Kitware / pan3d

Other
10 stars 2 forks source link

PFlotran Example #72

Open johnkit opened 5 months ago

johnkit commented 5 months ago

PFLOTRAN is a hydrology code used by scientists at DOE Labs for watershed analysis and related research. It has a custom results/output format that is not directly compatible with Xarary. Using a "reference file system", we can access PFlotran data. I am adding an example here as a starting point for some additional features we should consider developing.

To reproduce the screenshot.

1. Create a python venv and install these packages

2. Run the python script pasted below and pass in the attached json file, e.g.

> python test_small.py  pfsmall-gcp.json

pfsmall-gcp.json

import argparse
import sys

import pyvista as pv
import pvxarray
import xarray as xr

if __name__ == '__main__':
    parser = argparse.ArgumentParser()
    parser.add_argument('ref_filesystem', help='path (or url) of reference file system (.json)')
    args = parser.parse_args()

    ds = xr.open_dataset('reference://', engine='zarr', backend_kwargs={
        'consolidated': False,
        'storage_options': {'fo': args.ref_filesystem}
    })
    print(ds)

    var_list = list(ds.keys())
    if not var_list:
        print('No data arrays')
        sys.exit()
    print(var_list)

    var = 'Total_Fe+++ [M]'
    if var not in var_list:
        print(f'Cannot display {var}')
        sys.exit()

    tcoord = ds.coords.get('time')
    last_time_index = len(tcoord) - 1

    da = ds[var]
    dat = da[dict(time=last_time_index)]
    print(dat)

    # All important transpose (which copies data - sigh)
    dat_T = dat.transpose()

    print()
    mesh = dat_T.pyvista.mesh(x='x_cell [m]', y='y_cell [m]', z='z_cell [m]')
    print(mesh)
    p = pv.Plotter()
    p.add_mesh_clip_plane(mesh, show_edges=False)
    p.add_axes()
    p.show()

FYI the PFlotran data file is an hdf5 file stored in Google Cloud bucket. It is a small (67MB) subset of a much larger dataset that Dipankar at Berkely Lab provided to us last year.

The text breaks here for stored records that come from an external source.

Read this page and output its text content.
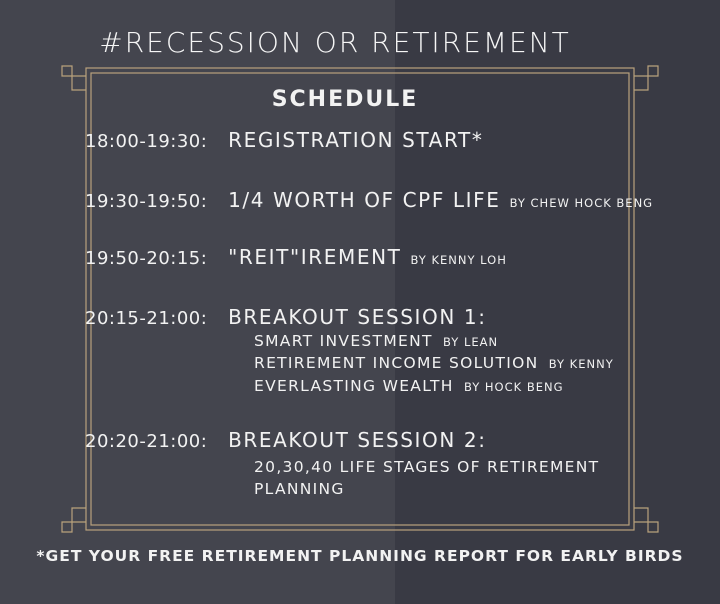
#RECESSION OR RETIREMENT
SCHEDULE
18:00-19:30: REGISTRATION START*
19:30-19:50: 1/4 WORTH OF CPF LIFE BY CHEW HOCK BENG
19:50-20:15: "REIT"IREMENT BY KENNY LOH
20:15-21:00: BREAKOUT SESSION 1:
SMART INVESTMENT BY LEAN
RETIREMENT INCOME SOLUTION BY KENNY
EVERLASTING WEALTH BY HOCK BENG
20:20-21:00: BREAKOUT SESSION 2:
20,30,40 LIFE STAGES OF RETIREMENT
PLANNING
*GET YOUR FREE RETIREMENT PLANNING REPORT FOR EARLY BIRDS
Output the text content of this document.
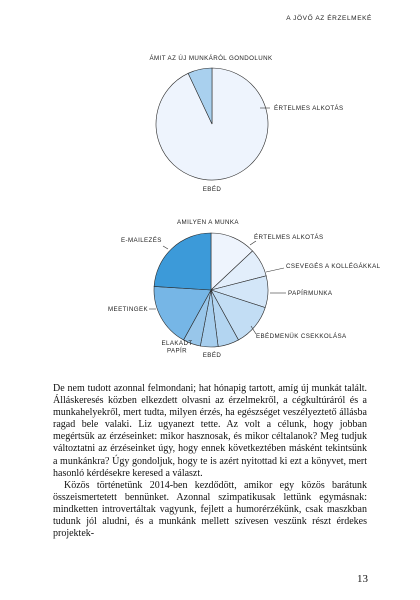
A JÖVŐ AZ ÉRZELMEKÉ
ÁMIT AZ ÚJ MUNKÁRÓL GONDOLUNK
ÉRTELMES ALKOTÁS
EBÉD
AMILYEN A MUNKA
ÉRTELMES ALKOTÁS
CSEVEGÉS A KOLLÉGÁKKAL
PAPÍRMUNKA
EBÉDMENÜK CSEKKOLÁSA
EBÉD
ELAKADT PAPÍR
MEETINGEK
E-MAILEZÉS

De nem tudott azonnal felmondani; hat hónapig tartott, amíg új munkát talált. Álláskeresés közben elkezdett olvasni az érzelmekről, a cégkultúráról és a munkahelyekről, mert tudta, milyen érzés, ha egészséget veszélyeztető állásba ragad bele valaki. Liz ugyanezt tette. Az volt a célunk, hogy jobban megértsük az érzéseinket: mikor hasznosak, és mikor céltalanok? Meg tudjuk változtatni az érzéseinket úgy, hogy ennek következtében másként tekintsünk a munkánkra? Úgy gondoljuk, hogy te is azért nyitottad ki ezt a könyvet, mert hasonló kérdésekre keresed a választ.

Közös történetünk 2014-ben kezdődött, amikor egy közös barátunk összeismertetett bennünket. Azonnal szimpatikusak lettünk egymásnak: mindketten introvertáltak vagyunk, fejlett a humorérzékünk, csak maszkban tudunk jól aludni, és a munkánk mellett szívesen veszünk részt érdekes projektek-

13
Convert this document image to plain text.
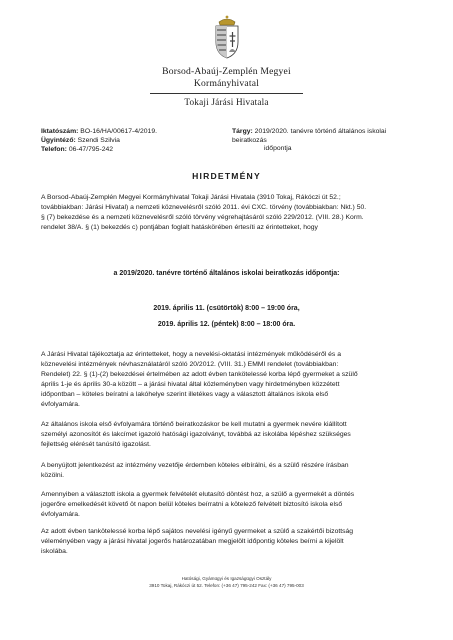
Borsod-Abaúj-Zemplén Megyei
Kormányhivatal
Tokaji Járási Hivatala
Iktatószám: BO-16/HA/00617-4/2019.
Ügyintéző: Szendi Szilvia
Telefon: 06-47/795-242
Tárgy: 2019/2020. tanévre történő általános iskolai beiratkozás
időpontja
HIRDETMÉNY
A Borsod-Abaúj-Zemplén Megyei Kormányhivatal Tokaji Járási Hivatala (3910 Tokaj, Rákóczi út 52.;
továbbiakban: Járási Hivatal) a nemzeti köznevelésről szóló 2011. évi CXC. törvény (továbbiakban: Nkt.) 50.
§ (7) bekezdése és a nemzeti köznevelésről szóló törvény végrehajtásáról szóló 229/2012. (VIII. 28.) Korm.
rendelet 38/A. § (1) bekezdés c) pontjában foglalt hatáskörében értesíti az érintetteket, hogy
a 2019/2020. tanévre történő általános iskolai beiratkozás időpontja:
2019. április 11. (csütörtök) 8:00 – 19:00 óra,
2019. április 12. (péntek) 8:00 – 18:00 óra.
A Járási Hivatal tájékoztatja az érintetteket, hogy a nevelési-oktatási intézmények működéséről és a
köznevelési intézmények névhasználatáról szóló 20/2012. (VIII. 31.) EMMI rendelet (továbbiakban:
Rendelet) 22. § (1)-(2) bekezdései értelmében az adott évben tankötelessé korba lépő gyermeket a szülő
április 1-je és április 30-a között – a járási hivatal által közleményben vagy hirdetményben közzétett
időpontban – köteles beíratni a lakóhelye szerint illetékes vagy a választott általános iskola első
évfolyamára.
Az általános iskola első évfolyamára történő beiratkozáskor be kell mutatni a gyermek nevére kiállított
személyi azonosítót és lakcímet igazoló hatósági igazolványt, továbbá az iskolába lépéshez szükséges
fejlettség elérését tanúsító igazolást.
A benyújtott jelentkezést az intézmény vezetője érdemben köteles elbírálni, és a szülő részére írásban
közölni.
Amennyiben a választott iskola a gyermek felvételét elutasító döntést hoz, a szülő a gyermekét a döntés
jogerőre emelkedését követő öt napon belül köteles beírratni a kötelező felvételt biztosító iskola első
évfolyamára.
Az adott évben tankötelessé korba lépő sajátos nevelési igényű gyermeket a szülő a szakértői bizottság
véleményében vagy a járási hivatal jogerős határozatában megjelölt időpontig köteles beírni a kijelölt
iskolába.
Hatósági, Gyámügyi és Igazságügyi Osztály
3910 Tokaj, Rákóczi út 52. Telefon: (+36 47) 795-242 Fax: (+36 47) 795-003
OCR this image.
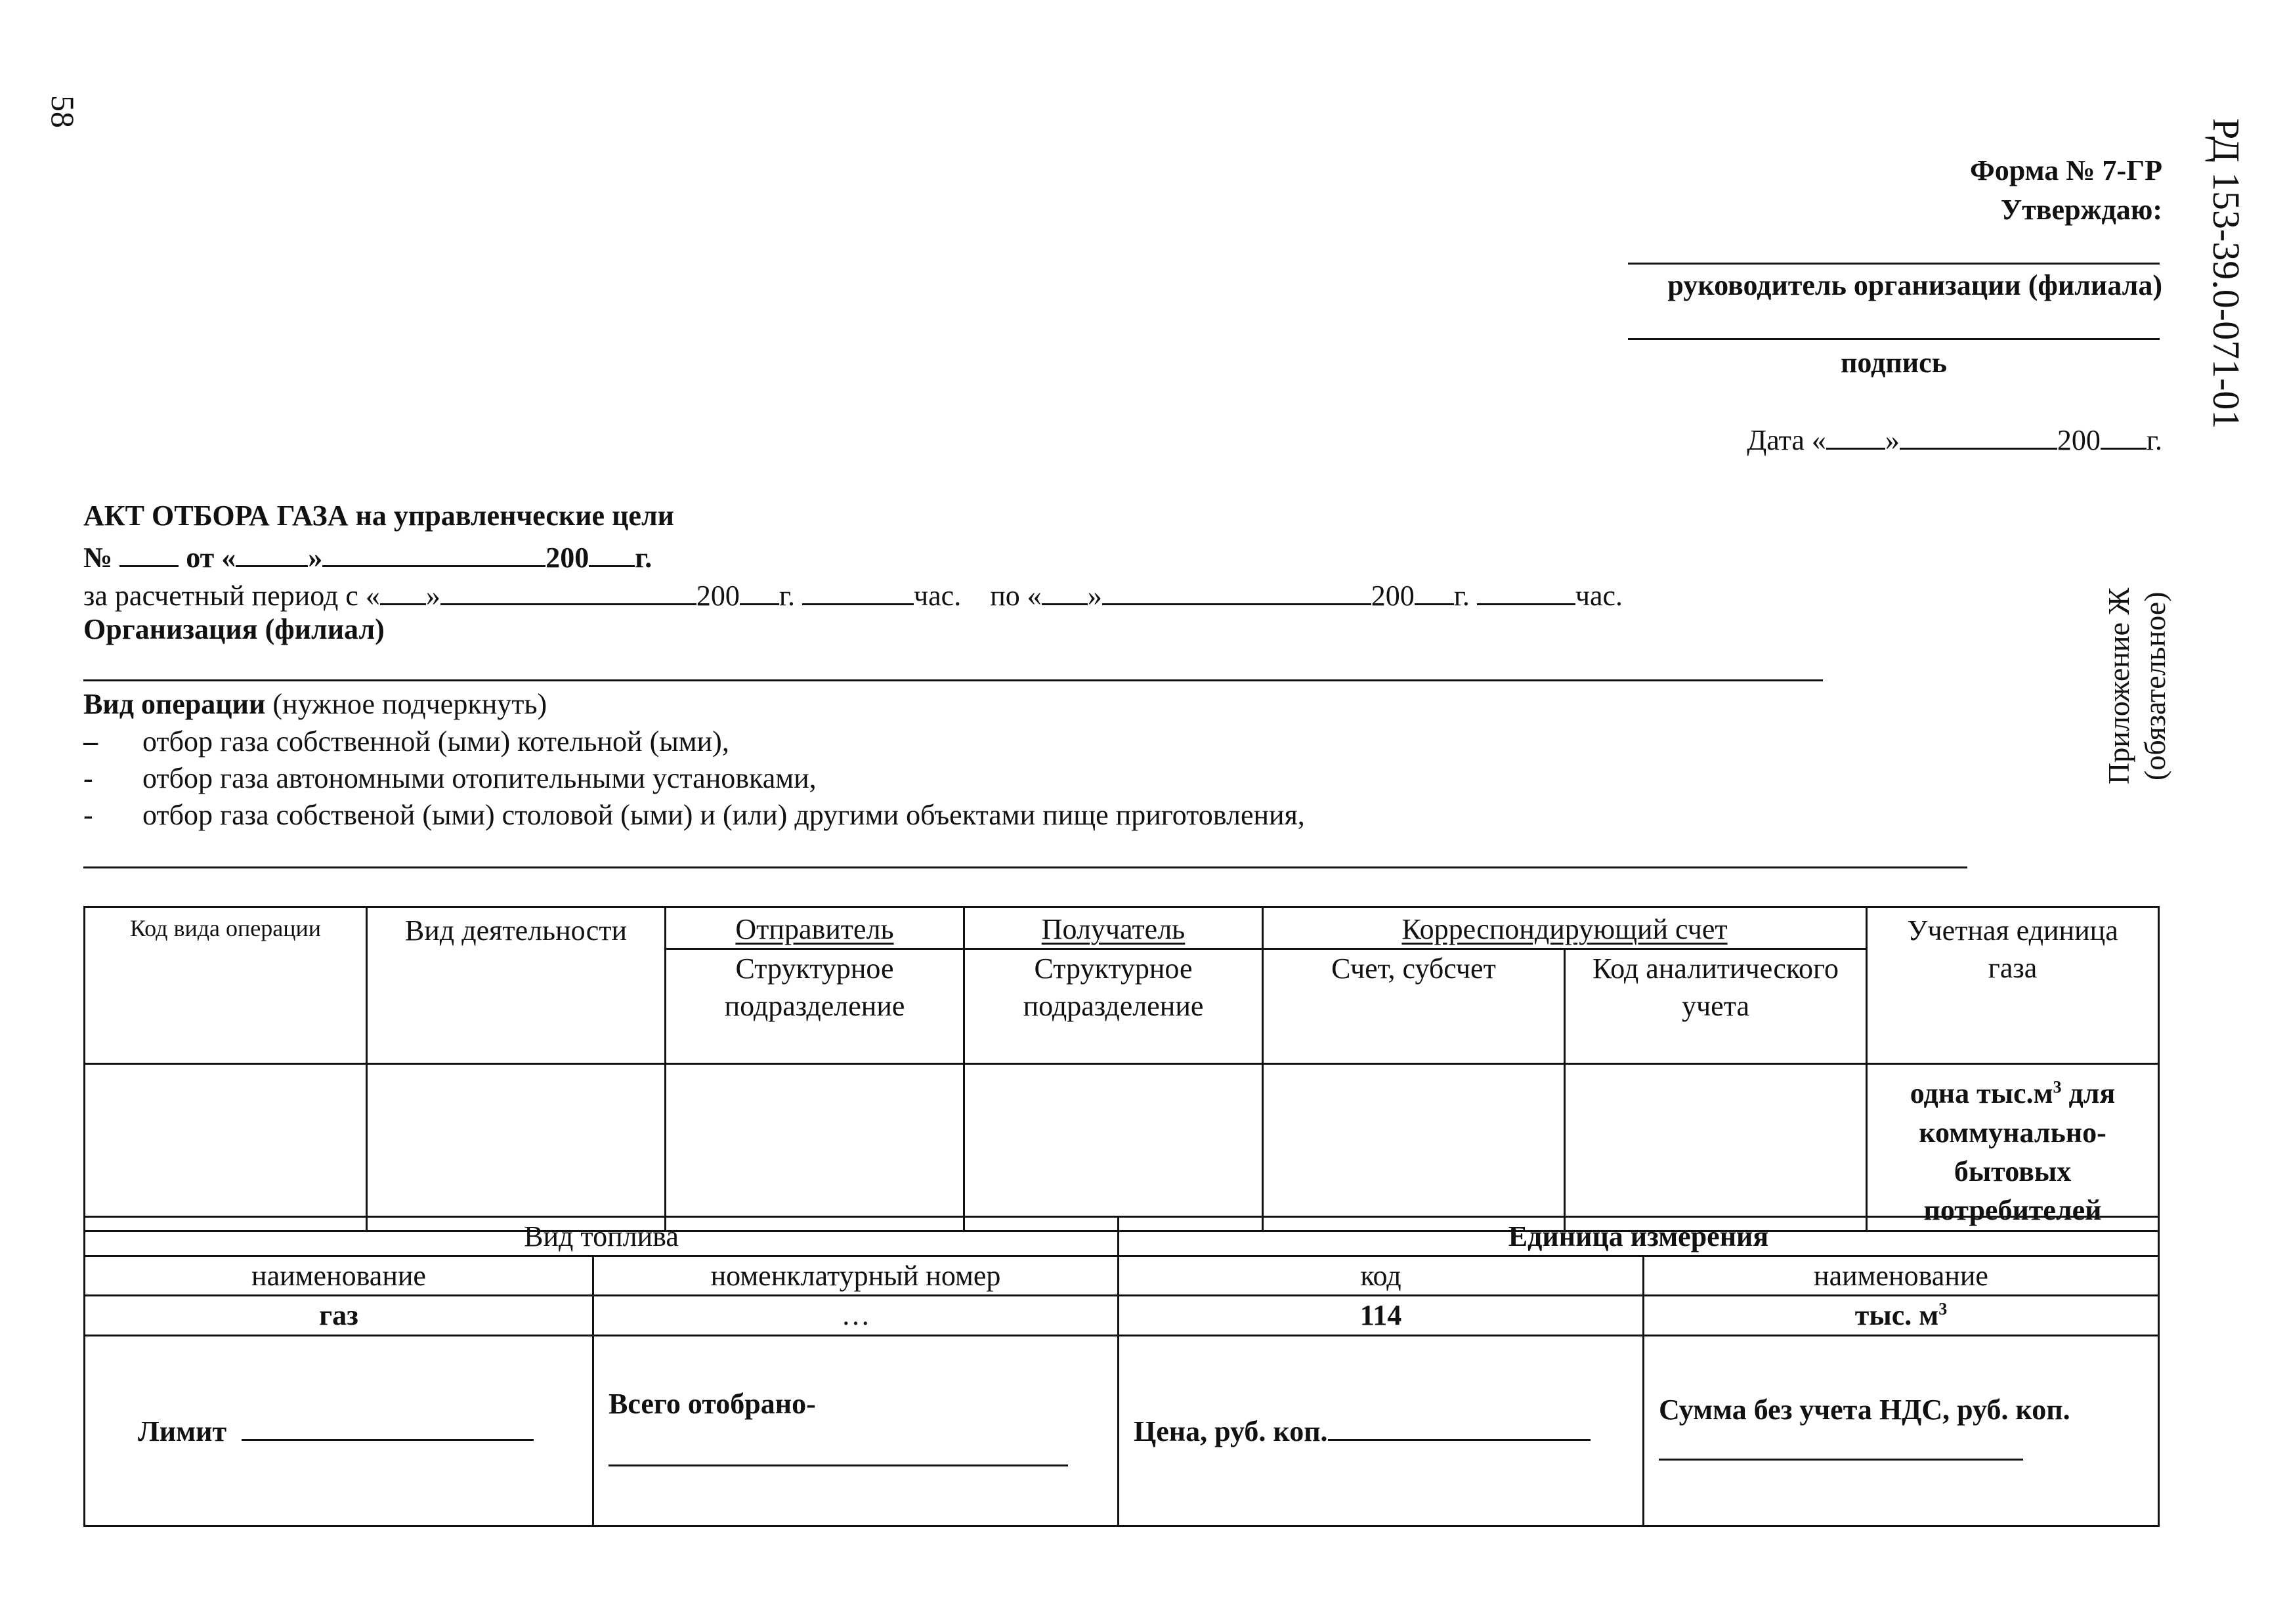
58
РД 153-39.0-071-01
Приложение Ж (обязательное)
Форма № 7-ГР
Утверждаю:
руководитель организации (филиала)
подпись
Дата « »	200 г.
АКТ ОТБОРА ГАЗА на управленческие цели
№	от «	»	200 г.
за расчетный период с « »	200 г.	час. по « »	200 г.	час.
Организация (филиал)
Вид операции (нужное подчеркнуть)
– отбор газа собственной (ыми) котельной (ыми),
- отбор газа автономными отопительными установками,
- отбор газа собственой (ыми) столовой (ыми) и (или) другими объектами пище приготовления,
Код вида операции	Вид деятельности	Отправитель	Получатель	Корреспондирующий счет		Учетная единица газа
		Структурное подразделение	Структурное подразделение	Счет, субсчет	Код аналитического учета	
						одна $тыс.м^3$ для коммунально-бытовых потребителей
Вид топлива		Единица измерения	
наименование	номенклатурный номер	код	наименование
газ	…	114	тыс. $м^3$
Лимит	Всего отобрано-	Цена, руб. коп.	Сумма без учета НДС, руб. коп.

Candidate features/updates

From my notes Friday 22-Mar-2024 meeting with Dipankar and Chuyang

johnkit commented 5 months ago

I made a new script that more closely matches the intended visualization. It has 2 main differences from the original script (above)

Also note there is a new json file to pass in to the script: gcp.json

import argparse
import sys

import pyvista as pv
import pvxarray
import xarray as xr

DEFAULT_VARIABLE='Total_Fe+++ [M]'
ADD_BLANKING_ARRAY = True

if __name__ == '__main__':
    parser = argparse.ArgumentParser()
    parser.add_argument('ref_filesystem', help='path (or url) of reference file system (.json)')
    parser.add_argument('-v', '--variable', default=DEFAULT_VARIABLE, \
        help=f'variable to display [{DEFAULT_VARIABLE}]')

    parser.add_argument('-o', '--output_vtr_filename', help='write grid to .vtr file')
    parser.add_argument('-c', '--clip_plane', action='store_true', help='add clip plane to plot')
    args = parser.parse_args()

    # Must load with reference file system
    # And MUST disable mask_and_scale in order to input Material_ID (int32) correctly
    ds = xr.open_dataset('reference://', engine='zarr', mask_and_scale=False, backend_kwargs={
        'consolidated': False,
        'storage_options': {'fo': args.ref_filesystem}
    })
    print(ds)

    var_list = list(ds.keys())
    if not var_list:
        print('No data arrays')
        sys.exit()
    print(var_list)

    var_name = args.variable
    if var_name not in var_list:
        print(f'Cannot display {var_name}')
        sys.exit()

    print()
    # Create grid from point coordinates
    xg = ds['X [m]'].values
    yg = ds['Y [m]'].values
    zg = ds['Z [m]'].values
    grid = pv.RectilinearGrid(xg, yg, zg)
    # print(dir(grid))

    def update_grid(time_index):
        """Set grid's cell data to specified time"""
        t = time_index if isinstance(time_index, int) else int(time_index + 0.5)
        da = ds[var_name]
        var_data = da[t].values.transpose().flatten()  # MUST TRANSPOSE
        grid.cell_data.set_array(var_data, var_name)
    update_grid(0)

    if ADD_BLANKING_ARRAY:
        import numpy as np
        def blank_cell(mat_id):
            return 32 if mat_id < 1 else 0
        vblank_cell = np.vectorize(blank_cell, otypes=[np.uint8])

        # We are presuming blanking doesn't change w/time
        da_mat = ds['Material_ID'][0]
        np_blank = vblank_cell(da_mat).transpose().flatten()  # MUST TRANSPOSE
        grid.cell_data.set_array(np_blank, 'vtkGhostType')

    if args.output_vtr_filename is not None:
        from vtkmodules.vtkIOXML import vtkXMLRectilinearGridWriter
        writer = vtkXMLRectilinearGridWriter()
        writer.SetInputData(grid)
        writer.SetFileName(args.output_vtr_filename)
        writer.Write()
        print(f'Wrote {args.output_vtr_filename}')

    p = pv.Plotter()
    if args.clip_plane:
        p.add_mesh_clip_plane(grid, scalars=var_name, show_edges=False)
    else:
        p.add_mesh(grid, scalars=var_name, show_edges=False)
    p.add_axes()
    p.add_slider_widget(update_grid, [0.1, 5.1], fmt='%0.0f', value=0, title='Time Step')
    p.show()